Tests C and D were the location-lock stress test: "all 8 in the SAME single location (a small home kitchen)". The model rendered a small home kitchen in every panel — but not the SAME kitchen. Cabinet color, wall color, window placement, floor pattern, layout, and props all vary panel-to-panel. Beat 1's wooden-table-by-window doesn't match beat 4's white-cabinet kitchen with green door; beat 8 closes in on yet another room.

Why it fails. The thinking step decomposes the prompt into 8 separate image_generation calls, but each call appears to be issued with only its beat's text — no shared "location sheet" passed between calls. There's no equivalent of Pikumo's CONTINUITY ANCHOR reference image being threaded through the set. Identity holds because each call sees the attached identity photo(s); location doesn't hold because no location image is attached.

The likely fix is to render beat 1 first, then attach that rendered image as a location reference for beats 2–8. This is a multi-turn /v1/responses pattern (or two-stage orchestration) rather than the single-call thinking-mode capability. A separate follow-up experiment.

3. Diverse-scenes mode is the natural fit for the API as it stands today

Tests A and B (diverse locations) play to the model's strength: each beat names its own setting, identity locks via the attached photo, and the per-beat scene description carries the world.

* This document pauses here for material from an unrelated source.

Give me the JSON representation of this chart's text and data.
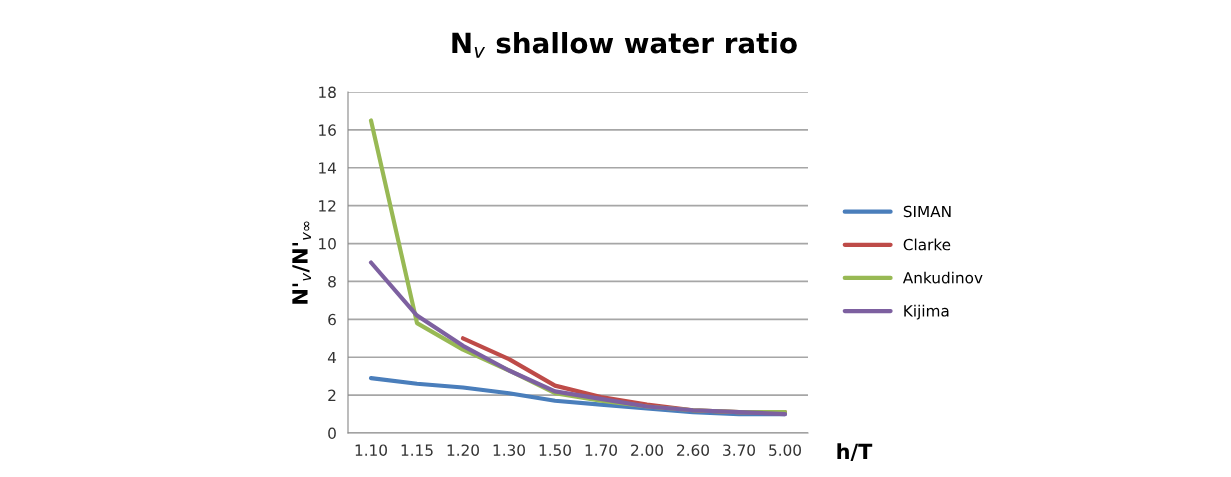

The result is the cleanest of the four: a believable day-in-the-life arc with faithful identity across the set. For Pikumo's "moments of a day / trip / event" story format, this is the production-ready path.

4. Cost lever confirmed at scale

4 tests × 8 images each = 32 image generations + 4 reasoning passes for an estimated ~$0.30 total. The previous single gpt-5.4 high-quality 8-panel run cost $1.78 by itself. This matrix run cost less than that single high-quality call AND produced 4× the output. The gpt-5.4-mini + quality:low + size:1024x1024 recipe is the right default — quality-sensitive surfaces can selectively escalate.

Bottom line

Updated recommendation (Test E result, 2026-05-26)

For Pikumo's existing storytelling pipeline — which already extracts a sceneBible with palette + setting + time period during Pass B — the integration looks like:

  1. Pre-render a LOCATION BIBLE text block from the sceneBible at thinking-mode call time. Named colors, named props, named layout. ~400 words is enough; the model rewards specificity.
  2. Add a PRESERVE LIST that enumerates the 10-15 invariants every panel must hold.
  3. In every per-beat description, re-anchor with "the SAME [bible-element]" verbatim language for at least 2-3 named elements.
  4. Use gpt-5.4-mini + quality: low + size: 1024x1024. max_tool_calls: N matched to the story's panel count. reasoning.effort: high.

For 4-panel stories (Pikumo's current shape), this reduces to a ~$0.04 per-story image budget (4 × $0.006 + ~$0.025 text) with both identity AND location coherence across the set — a step change over today's per-panel-isolated pipeline.

Generated 2026-05-26. All 4 tests cost < $0.40 total. Source headshots from eval/pipeline/cast/.